Conferência Nacional exige políticas inclusivas para todas as mulheres

Diversidade marca encontro em Brasília com foco em igualdade, combate à violência e inclusão social

Brasília foi palco, nesta quarta-feira (1º), do encerramento da 5ª Conferência Nacional de Políticas para as Mulheres (5ª CNPM). Com o tema Mais Democracia, Mais Igualdade, Mais Conquistas para Todas, o evento reuniu cerca de 4 mil mulheres de diferentes origens e realidades para discutir propostas que devem orientar o novo Plano Nacional de Políticas Públicas para Mulheres.

Logo na abertura, um coro emocionado entoou a canção Maria, Maria, de Milton Nascimento e Fernando Brant, como símbolo da luta e da resistência feminina. Ao longo dos três dias de debates, questões como desigualdades sociais, raciais e econômicas, o fortalecimento das mulheres em espaços de decisão, políticas de cuidado e o enfrentamento da violência de gênero dominaram a pauta.

“Mulheridades”: diversidade em evidência

O conceito de mulheridades ganhou força na conferência, destacando a pluralidade de identidades femininas no Brasil. Estiveram representadas mulheres negras, indígenas, quilombolas, com deficiência, migrantes, refugiadas, LBTs, ciganas, mães atípicas, além de trabalhadoras do campo, das águas e das cidades.

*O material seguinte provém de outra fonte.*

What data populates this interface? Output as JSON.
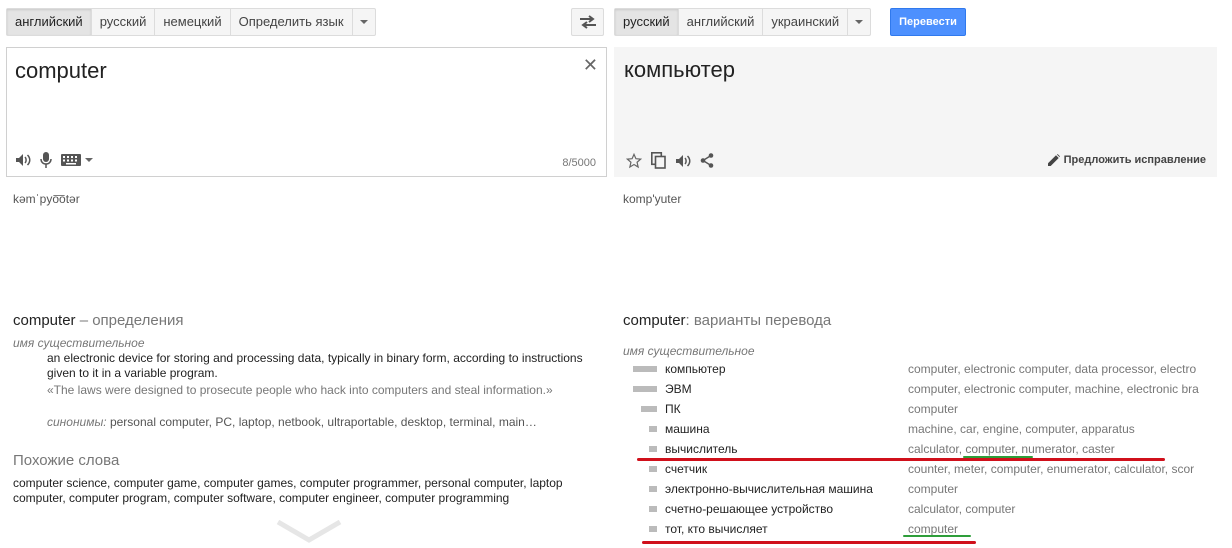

“Mulheres são mulheres em sua totalidade. Ninguém nasce [mulher], se torna uma”, afirmou Mayara Alice Zambon, de Jundiaí (SP), ao defender o feminismo interseccional como ferramenta essencial para compreender as múltiplas opressões que afetam a vida das mulheres.

Vozes contra a violência e a exclusão

Histórias de resistência marcaram o encontro. Dalvilene Cardoso, enfermeira do Maranhão, levantou sua voz contra a violência de gênero e defendeu melhores condições de trabalho para profissionais da saúde. Já a produtora cultural Vanessa Cornélio, cadeirante de São José do Rio Preto (SP), denunciou o capacitismo e a infantilização que mulheres com deficiência ainda sofrem diariamente.

A indígena Magna Caibé, da Bahia, levou para Brasília o grito de que a violência não pode ser encarada como traço cultural. “Nossa cultura é ancestralidade, tradição, e não violência contra a mulher indígena”, reforçou.

Mulheres negras também denunciaram as desigualdades salariais e sociais. A professora Maria Elisângela Santos, de Aracaju, destacou que uma mulher negra chega a receber até 50% menos que um homem branco pelo mesmo trabalho.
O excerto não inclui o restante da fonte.